UN REFRAIN COURAIT DANS LA RUE
Ozon c’est d’abord une famille: Marina de Van en tête, dont il filme le visage fascinant (Regarde la mer et Sitcom), et avec qui il collabore (les scénarios de Sous le sable et 8 femmes). Puis une troupe d’actrices, celles que l’on retrouve au fil de ses courts, et ses stars qu’il fait éclore (Ludivine Sagnier) ou qu’il chérit de films en films (Charlotte Rampling, Valeria Bruni Tedeschi). Puis un décor entêtant, une plage en refrain comme le mouvement des vagues, du bien nommé Regarde la mer à Une robe d’été, de Sous le sable au Temps qui reste en passant par 5x2, un lieu qui permet "d'être dans l'ordre de l'intemporel, d'arriver vers une forme d'abstraction et d'épure". Où un héros récurrent, un photographe qui, du farceur de Photos de famille au personnage principal de La Petite Mort (avec lequel Le Temps qui reste entretient des rapports évidents), jusqu’au Melvil Poupaud du Temps..., observe puis capture sur image un méfait bouffon ou un sentiment de passage. Quelques chansons, tristes ritournelles italiennes ou délires chorégraphiés.

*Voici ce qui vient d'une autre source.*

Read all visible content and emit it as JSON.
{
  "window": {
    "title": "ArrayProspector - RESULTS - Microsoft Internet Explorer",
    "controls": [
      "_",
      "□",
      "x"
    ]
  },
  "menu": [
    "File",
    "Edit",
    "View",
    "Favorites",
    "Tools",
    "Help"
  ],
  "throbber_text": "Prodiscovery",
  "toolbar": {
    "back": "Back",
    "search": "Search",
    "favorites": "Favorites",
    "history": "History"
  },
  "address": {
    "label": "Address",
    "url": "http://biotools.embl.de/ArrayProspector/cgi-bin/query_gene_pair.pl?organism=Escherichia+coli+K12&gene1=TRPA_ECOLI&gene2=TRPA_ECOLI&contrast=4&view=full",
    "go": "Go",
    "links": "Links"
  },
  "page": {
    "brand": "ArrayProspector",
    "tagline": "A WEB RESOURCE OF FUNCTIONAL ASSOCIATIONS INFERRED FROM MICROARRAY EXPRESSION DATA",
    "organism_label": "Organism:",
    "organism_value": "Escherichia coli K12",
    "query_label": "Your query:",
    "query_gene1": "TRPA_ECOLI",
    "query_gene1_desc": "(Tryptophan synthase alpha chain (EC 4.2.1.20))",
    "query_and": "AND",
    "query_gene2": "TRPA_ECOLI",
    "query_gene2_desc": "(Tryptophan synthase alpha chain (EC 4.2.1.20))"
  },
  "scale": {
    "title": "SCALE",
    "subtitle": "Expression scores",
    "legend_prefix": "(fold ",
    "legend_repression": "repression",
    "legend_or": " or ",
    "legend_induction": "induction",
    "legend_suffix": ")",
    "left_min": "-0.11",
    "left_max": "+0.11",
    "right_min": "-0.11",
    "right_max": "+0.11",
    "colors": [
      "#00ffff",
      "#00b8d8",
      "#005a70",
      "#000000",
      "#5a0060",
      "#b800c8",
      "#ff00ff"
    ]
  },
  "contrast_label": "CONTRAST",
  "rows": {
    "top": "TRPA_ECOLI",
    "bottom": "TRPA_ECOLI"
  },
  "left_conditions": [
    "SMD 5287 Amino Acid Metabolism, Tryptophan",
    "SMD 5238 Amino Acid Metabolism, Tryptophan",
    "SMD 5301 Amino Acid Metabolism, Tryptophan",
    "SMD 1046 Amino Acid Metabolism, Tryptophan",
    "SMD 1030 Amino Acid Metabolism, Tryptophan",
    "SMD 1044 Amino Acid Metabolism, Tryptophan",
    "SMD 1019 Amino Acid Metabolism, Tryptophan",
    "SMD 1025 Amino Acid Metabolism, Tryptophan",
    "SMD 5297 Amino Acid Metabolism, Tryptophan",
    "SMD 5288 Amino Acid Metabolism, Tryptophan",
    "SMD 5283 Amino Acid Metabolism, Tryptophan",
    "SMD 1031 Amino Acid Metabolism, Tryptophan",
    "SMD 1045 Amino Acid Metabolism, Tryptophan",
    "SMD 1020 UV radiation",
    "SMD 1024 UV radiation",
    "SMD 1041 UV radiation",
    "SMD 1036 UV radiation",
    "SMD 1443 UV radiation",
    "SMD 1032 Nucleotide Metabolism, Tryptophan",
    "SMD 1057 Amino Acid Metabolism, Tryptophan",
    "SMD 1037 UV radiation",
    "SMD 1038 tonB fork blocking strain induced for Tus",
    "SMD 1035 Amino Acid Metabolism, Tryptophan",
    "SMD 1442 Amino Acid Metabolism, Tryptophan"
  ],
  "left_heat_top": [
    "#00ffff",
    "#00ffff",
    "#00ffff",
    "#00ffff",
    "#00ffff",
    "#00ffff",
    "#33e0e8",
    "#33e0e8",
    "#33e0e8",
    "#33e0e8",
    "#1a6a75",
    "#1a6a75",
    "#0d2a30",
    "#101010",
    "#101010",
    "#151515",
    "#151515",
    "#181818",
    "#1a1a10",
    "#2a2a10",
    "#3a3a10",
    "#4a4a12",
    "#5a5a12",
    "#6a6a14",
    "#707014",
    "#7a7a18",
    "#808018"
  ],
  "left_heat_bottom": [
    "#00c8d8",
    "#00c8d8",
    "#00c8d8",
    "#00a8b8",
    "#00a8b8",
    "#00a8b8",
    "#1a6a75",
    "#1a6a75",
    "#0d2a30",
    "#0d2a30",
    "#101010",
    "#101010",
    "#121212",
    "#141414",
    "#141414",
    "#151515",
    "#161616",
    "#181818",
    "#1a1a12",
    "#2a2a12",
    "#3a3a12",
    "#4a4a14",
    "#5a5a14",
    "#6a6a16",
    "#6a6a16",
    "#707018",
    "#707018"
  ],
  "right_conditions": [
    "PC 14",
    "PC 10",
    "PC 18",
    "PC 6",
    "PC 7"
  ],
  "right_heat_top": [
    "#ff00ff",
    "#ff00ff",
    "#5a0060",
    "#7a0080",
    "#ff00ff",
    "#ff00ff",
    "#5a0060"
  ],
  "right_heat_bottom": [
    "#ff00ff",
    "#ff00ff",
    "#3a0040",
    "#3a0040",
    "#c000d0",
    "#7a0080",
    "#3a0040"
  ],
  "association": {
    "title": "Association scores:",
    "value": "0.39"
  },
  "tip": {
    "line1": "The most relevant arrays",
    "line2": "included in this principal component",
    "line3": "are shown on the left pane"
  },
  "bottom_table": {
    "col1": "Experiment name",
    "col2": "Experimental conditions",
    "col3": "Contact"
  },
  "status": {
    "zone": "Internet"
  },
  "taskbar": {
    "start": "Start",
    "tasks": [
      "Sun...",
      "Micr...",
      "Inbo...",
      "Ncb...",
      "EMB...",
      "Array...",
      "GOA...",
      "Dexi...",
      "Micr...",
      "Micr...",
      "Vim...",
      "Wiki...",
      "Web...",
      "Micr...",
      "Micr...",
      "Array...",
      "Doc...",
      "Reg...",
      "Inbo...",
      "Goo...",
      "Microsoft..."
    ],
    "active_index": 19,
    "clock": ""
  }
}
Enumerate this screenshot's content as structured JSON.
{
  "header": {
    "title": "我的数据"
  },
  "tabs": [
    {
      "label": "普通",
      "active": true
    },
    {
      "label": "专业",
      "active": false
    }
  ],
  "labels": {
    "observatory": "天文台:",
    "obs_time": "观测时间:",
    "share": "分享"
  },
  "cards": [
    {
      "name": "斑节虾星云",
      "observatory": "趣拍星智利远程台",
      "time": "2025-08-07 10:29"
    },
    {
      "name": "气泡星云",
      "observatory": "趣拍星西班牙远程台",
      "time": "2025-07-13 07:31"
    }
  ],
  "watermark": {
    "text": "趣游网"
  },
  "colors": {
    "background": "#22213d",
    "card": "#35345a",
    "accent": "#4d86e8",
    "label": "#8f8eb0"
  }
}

Et enfin un érotisme savamment distillé, car si l’amour est parfois affligé dans les derniers films du réalisateur, on y apprécie nombre de sculptures dénudées (à propos de X 2000: "J'aime bien filmer les corps nus en général, je trouve ça assez agréable") et iconisées, du héros d’Une robe d’été à Stéphane Rideau, Salim Kechiouche ou, encore une fois, Ludivine Sagnier, bombifiée des Gouttes jusqu’à sa piscine.